Security flaws uncovered in two leading mobile phone operating systems could put users at serious risk. The most serious of these allows an attacker to take complete control and use it as a bugging device, even when it’s on standby.

The flaws were uncovered by MWR Labs, the research arm of British security firm MWR InfoSecurity, who specialises in researching and finding new risks in technology and who are warning that the latest mobile phones are wide open to attack.

After investigating the consistent but unconfirmed rumours that many mobile phones are at risk, MWR uncovered serious security flaws across the industry with two new phones giving considerable cause for alarm.

A flaw in the Palm Pre allows the bugging of a conversation anywhere in the world while the Google Android system allows the theft of user passwords from the phone via its Internet connection. Alex Fidgen from MWR said: “This is one of the most serious implications in mobile technologies to date and calls into question fundamental assumptions about mobile phone security.” He added: “The flaws could have been ‘fixed’ when the mobile phone companies issued new operating software recently but they did nothing.”

The first flaw in the Palm Pre phone allows the complete compromise of the operating system via the receipt of a crafted message, resulting in the ability to upload a back door and then force the phone to transmit and/or record audio and stored data. The impact of this vulnerability is magnified as the exploit can be executed from anywhere in the world and the data can be harvested via the normal carrier networks. This effectively turns the phone into a mobile bugging device with the user completely unaware.

The second flaw allows the harvesting of all username and password data stored by the Google Android operating system within its installed phone browser. The impact of this vulnerability is to potentially allow highly sensitive credential information to be stolen from users, including those credentials used to access online financial portals, e-mail and other commonly used facilities.

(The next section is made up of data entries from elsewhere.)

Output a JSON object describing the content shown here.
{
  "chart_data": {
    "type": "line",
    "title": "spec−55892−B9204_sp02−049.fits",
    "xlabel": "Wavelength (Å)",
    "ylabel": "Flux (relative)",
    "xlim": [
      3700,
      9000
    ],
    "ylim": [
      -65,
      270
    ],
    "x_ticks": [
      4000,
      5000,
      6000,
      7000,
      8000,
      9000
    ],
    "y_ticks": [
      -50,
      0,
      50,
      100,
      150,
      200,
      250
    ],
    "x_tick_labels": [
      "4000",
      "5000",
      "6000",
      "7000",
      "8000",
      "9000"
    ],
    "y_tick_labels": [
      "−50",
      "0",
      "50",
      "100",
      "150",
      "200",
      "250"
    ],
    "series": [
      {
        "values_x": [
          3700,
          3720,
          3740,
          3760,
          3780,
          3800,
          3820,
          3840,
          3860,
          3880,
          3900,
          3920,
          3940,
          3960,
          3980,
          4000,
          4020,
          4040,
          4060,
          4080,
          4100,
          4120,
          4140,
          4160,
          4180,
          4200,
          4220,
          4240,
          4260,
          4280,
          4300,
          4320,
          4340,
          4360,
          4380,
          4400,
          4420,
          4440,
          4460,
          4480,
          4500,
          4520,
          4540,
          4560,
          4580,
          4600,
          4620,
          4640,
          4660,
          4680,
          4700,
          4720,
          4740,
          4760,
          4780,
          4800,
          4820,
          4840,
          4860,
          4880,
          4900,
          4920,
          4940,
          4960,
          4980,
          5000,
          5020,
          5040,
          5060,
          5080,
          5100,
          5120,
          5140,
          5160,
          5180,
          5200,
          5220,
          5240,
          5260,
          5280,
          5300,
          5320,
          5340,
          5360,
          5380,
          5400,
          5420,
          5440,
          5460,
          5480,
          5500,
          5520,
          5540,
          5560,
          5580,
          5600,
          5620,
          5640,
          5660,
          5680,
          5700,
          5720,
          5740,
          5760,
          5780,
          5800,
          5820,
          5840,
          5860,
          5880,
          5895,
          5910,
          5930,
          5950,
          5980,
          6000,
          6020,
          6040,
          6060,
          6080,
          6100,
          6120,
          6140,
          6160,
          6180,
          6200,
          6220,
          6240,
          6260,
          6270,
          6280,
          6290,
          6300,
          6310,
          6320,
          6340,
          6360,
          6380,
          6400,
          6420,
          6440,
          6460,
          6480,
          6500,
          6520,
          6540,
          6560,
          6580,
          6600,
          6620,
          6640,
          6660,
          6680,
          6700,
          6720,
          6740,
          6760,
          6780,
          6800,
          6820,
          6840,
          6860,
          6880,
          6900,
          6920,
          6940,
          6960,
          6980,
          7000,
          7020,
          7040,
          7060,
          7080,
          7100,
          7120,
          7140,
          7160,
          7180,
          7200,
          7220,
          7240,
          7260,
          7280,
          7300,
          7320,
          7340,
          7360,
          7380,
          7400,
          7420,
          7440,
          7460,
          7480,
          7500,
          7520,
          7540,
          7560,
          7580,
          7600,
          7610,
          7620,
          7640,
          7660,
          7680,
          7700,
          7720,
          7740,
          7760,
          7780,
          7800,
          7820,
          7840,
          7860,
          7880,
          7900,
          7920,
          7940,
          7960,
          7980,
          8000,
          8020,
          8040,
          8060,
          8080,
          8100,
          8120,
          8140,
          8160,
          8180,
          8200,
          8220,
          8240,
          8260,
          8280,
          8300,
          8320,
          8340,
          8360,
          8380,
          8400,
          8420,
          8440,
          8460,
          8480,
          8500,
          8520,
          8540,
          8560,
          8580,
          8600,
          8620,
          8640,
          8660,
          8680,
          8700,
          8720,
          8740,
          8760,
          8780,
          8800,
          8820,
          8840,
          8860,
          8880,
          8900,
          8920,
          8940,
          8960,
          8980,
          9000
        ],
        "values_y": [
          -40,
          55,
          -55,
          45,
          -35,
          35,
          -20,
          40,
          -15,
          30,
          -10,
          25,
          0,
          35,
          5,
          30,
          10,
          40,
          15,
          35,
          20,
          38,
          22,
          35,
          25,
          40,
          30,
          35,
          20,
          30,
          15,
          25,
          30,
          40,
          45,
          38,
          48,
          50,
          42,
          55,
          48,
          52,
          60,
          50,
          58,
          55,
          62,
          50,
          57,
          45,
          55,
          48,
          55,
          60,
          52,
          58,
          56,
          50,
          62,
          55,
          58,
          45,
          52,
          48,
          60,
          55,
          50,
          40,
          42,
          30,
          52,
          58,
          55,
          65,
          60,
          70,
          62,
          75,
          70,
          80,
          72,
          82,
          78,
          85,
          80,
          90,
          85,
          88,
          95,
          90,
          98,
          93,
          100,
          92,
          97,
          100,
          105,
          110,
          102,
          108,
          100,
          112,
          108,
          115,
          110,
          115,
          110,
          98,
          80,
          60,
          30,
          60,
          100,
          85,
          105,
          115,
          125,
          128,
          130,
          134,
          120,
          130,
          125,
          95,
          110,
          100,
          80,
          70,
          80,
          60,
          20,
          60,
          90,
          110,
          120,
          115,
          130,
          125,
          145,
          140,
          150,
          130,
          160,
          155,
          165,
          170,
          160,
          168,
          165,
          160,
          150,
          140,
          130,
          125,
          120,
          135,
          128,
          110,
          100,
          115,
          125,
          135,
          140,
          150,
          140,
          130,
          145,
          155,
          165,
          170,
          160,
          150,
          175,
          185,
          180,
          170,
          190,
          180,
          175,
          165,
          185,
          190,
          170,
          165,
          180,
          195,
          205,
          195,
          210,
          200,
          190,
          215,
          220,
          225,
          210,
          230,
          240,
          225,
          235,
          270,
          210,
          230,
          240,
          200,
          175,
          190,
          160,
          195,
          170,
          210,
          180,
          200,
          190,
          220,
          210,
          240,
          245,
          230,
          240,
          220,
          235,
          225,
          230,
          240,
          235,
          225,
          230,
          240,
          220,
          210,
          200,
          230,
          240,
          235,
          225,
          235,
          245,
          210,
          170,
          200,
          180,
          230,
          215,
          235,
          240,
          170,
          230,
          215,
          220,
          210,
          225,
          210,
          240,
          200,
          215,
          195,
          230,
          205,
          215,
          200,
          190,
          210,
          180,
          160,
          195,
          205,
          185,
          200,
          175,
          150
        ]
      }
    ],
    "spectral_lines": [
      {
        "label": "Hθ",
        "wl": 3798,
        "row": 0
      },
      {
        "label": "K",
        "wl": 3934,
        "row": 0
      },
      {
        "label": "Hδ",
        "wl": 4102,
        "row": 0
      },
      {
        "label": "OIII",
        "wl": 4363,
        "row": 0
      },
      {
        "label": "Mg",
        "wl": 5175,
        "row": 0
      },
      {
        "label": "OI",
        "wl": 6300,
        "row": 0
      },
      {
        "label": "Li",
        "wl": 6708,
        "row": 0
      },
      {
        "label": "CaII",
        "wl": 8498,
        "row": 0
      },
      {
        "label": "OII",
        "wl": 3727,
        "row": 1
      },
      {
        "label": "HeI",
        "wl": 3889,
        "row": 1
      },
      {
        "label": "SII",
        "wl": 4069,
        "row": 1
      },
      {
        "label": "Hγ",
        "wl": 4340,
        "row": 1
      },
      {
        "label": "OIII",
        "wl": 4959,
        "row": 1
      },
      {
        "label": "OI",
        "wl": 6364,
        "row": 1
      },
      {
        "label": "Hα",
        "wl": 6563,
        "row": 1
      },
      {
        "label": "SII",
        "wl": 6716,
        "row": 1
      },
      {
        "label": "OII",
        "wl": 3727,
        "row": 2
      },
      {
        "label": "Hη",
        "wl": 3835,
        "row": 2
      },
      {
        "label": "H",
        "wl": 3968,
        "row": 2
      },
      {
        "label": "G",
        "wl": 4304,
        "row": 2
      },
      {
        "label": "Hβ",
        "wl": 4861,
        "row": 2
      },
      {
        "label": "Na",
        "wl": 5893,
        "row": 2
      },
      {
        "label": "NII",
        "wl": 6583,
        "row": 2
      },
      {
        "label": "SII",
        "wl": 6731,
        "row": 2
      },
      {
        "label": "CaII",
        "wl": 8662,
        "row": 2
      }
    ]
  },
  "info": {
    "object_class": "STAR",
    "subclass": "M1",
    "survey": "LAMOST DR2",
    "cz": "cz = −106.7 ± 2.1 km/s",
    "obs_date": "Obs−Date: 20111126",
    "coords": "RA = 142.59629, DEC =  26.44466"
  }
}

“Whilst it is unusual for a genuine and accurate James Bond scenario to be uncovered during research, that is exactly what this represents” said Alex Fidgen. “This is one of the most serious implications in mobile technologies and really does call into question fundamental assumptions about mobile phone security.

“A user would never know that every word they were saying was being recorded and transmitted back to the attacker, and the attack (once executed) would be trivial to perform. The more investigations we undertake the more problems we are uncovering and this is almost certainly the tip of the iceberg. It asks some fundamental questions about whether security has really been considered in the rush to release new phones and operating systems.”

Of key concern is the increasingly linked nature of business and mobile working over which the traditional security models are becoming blurred. With mobile phones now capable of receiving e-mails, recording conversations and taking pictures they represent the perfect medium for fast and accurate data recording, a perfect target for an attacker. Even more significant is the move to provide mobile banking solutions via mobile solutions.